Zambian notes are the biggest losers in Africa, with declines of more than 14 percent, the most among 61 developing nations tracked by Bloomberg after Venezuela. Overspending and falling copper prices helped push Zambia’s budget deficit to 6.9 percent of gross domestic product, from the targeted 4.6 percent, Finance Minister Alexander Chikwanda said in October. The country’s kwacha has weakened 42 percent over the past 12 months, the third-biggest decline among more than 150 currencies tracked by Bloomberg.
“We are sitting with large funding gaps and there are more questions about how these governments are going to raise the money to plug the gap,” Ridle Markus, an Africa strategist at Barclays Plc’s unit in Johannesburg, said by phone on Jan. 14. “Look at Zambia, for example.
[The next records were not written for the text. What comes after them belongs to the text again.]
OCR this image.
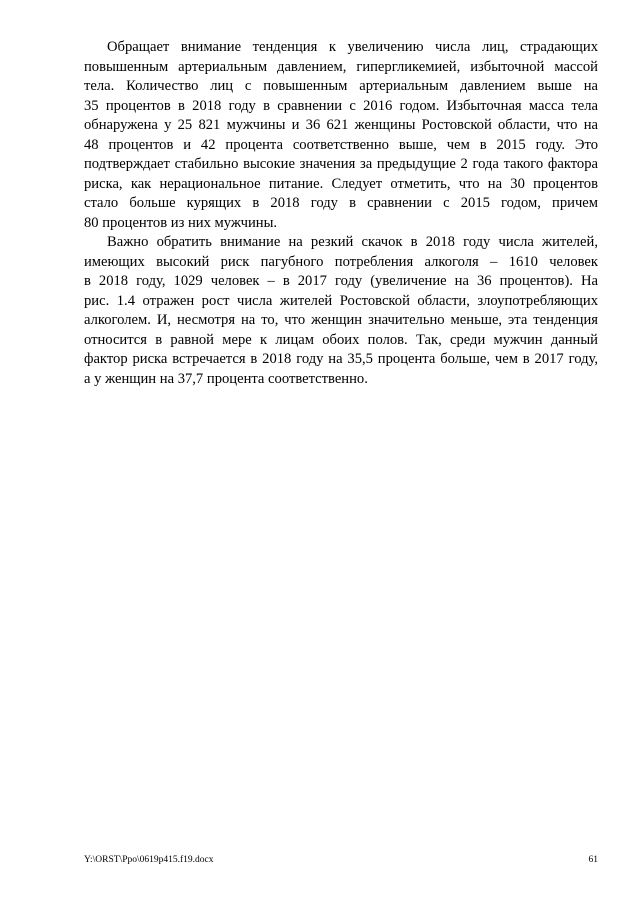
Обращает внимание тенденция к увеличению числа лиц, страдающих
повышенным артериальным давлением, гипергликемией, избыточной массой
тела. Количество лиц с повышенным артериальным давлением выше на
35 процентов в 2018 году в сравнении с 2016 годом. Избыточная масса тела
обнаружена у 25 821 мужчины и 36 621 женщины Ростовской области, что на
48 процентов и 42 процента соответственно выше, чем в 2015 году. Это
подтверждает стабильно высокие значения за предыдущие 2 года такого фактора
риска, как нерациональное питание. Следует отметить, что на 30 процентов
стало больше курящих в 2018 году в сравнении с 2015 годом, причем
80 процентов из них мужчины.
Важно обратить внимание на резкий скачок в 2018 году числа жителей,
имеющих высокий риск пагубного потребления алкоголя – 1610 человек
в 2018 году, 1029 человек – в 2017 году (увеличение на 36 процентов). На
рис. 1.4 отражен рост числа жителей Ростовской области, злоупотребляющих
алкоголем. И, несмотря на то, что женщин значительно меньше, эта тенденция
относится в равной мере к лицам обоих полов. Так, среди мужчин данный
фактор риска встречается в 2018 году на 35,5 процента больше, чем в 2017 году,
а у женщин на 37,7 процента соответственно.
Y:\ORST\Ppo\0619p415.f19.docx	61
They had a dollar bond last year, we know that they’ll struggle on the fiscal side again this year and they will need some additional funds at a time when copper prices are quite low. So the question is: how are they going to raise the money?”
Growth Slows
Economic growth in sub-Saharan Africa probably slowed to 3.5 percent last year, from 5 percent in 2014, accelerating to 4 percent this year, according to an update to the International Monetary Fund’s World Economic Outlook report published on Tuesday. At least seven sub-Saharan African currencies, including South Africa’s rand and Angola’s kwanza, lost more than 20 percent of their value against the dollar since the start of last year.
“It doesn’t appear to be the right time” to be lengthening debt holdings in African Eurobonds, Dmitry Shishkin, a London-based strategist at Standard Bank, said in a note on Monday. “We would rather miss the turnaround in bond prices than try to pick the bottom. There are tentative indications, such as improving trading volumes, suggesting that we shouldn’t be too far away.”
Ghana’s parliament in December approved plans to issue as much as $1 billion in Eurobonds this year, while the Democratic Republic of Congo is preparing to debut almost $1 billion of debt on international markets, which Prime Minister Matata Ponyo said in December will be used to invest in projects that will help boost economic growth.
Big Question
Nigeria may also sell debt for the first time since 2013 to fund a record spending plan, Finance Minister Kemi Adeosun said last month. Kenya is also gauging investor support for further issuance, the Financial Times reported on Jan. 14, citing Treasury Secretary Henry Rotich. Sub-Saharan African issuance in 2015 declined to $6.75 billion, compared with a record $8 billion a year earlier, according to data compiled by Bloomberg.
“The question is whether these countries can grow fast enough to repay their debt or whether they already have too much debt,” Antoon de Klerk, a fund manager at Investec Asset Management, said by phone from Cape Town on Jan. 15. “The answer lies in what they did with the money they borrowed over the past five years. Did they invest it in infrastructure, in which case there could be good results, or did they simply spend it on things like salaries, in which case it will be really difficult to generate high economic growth?”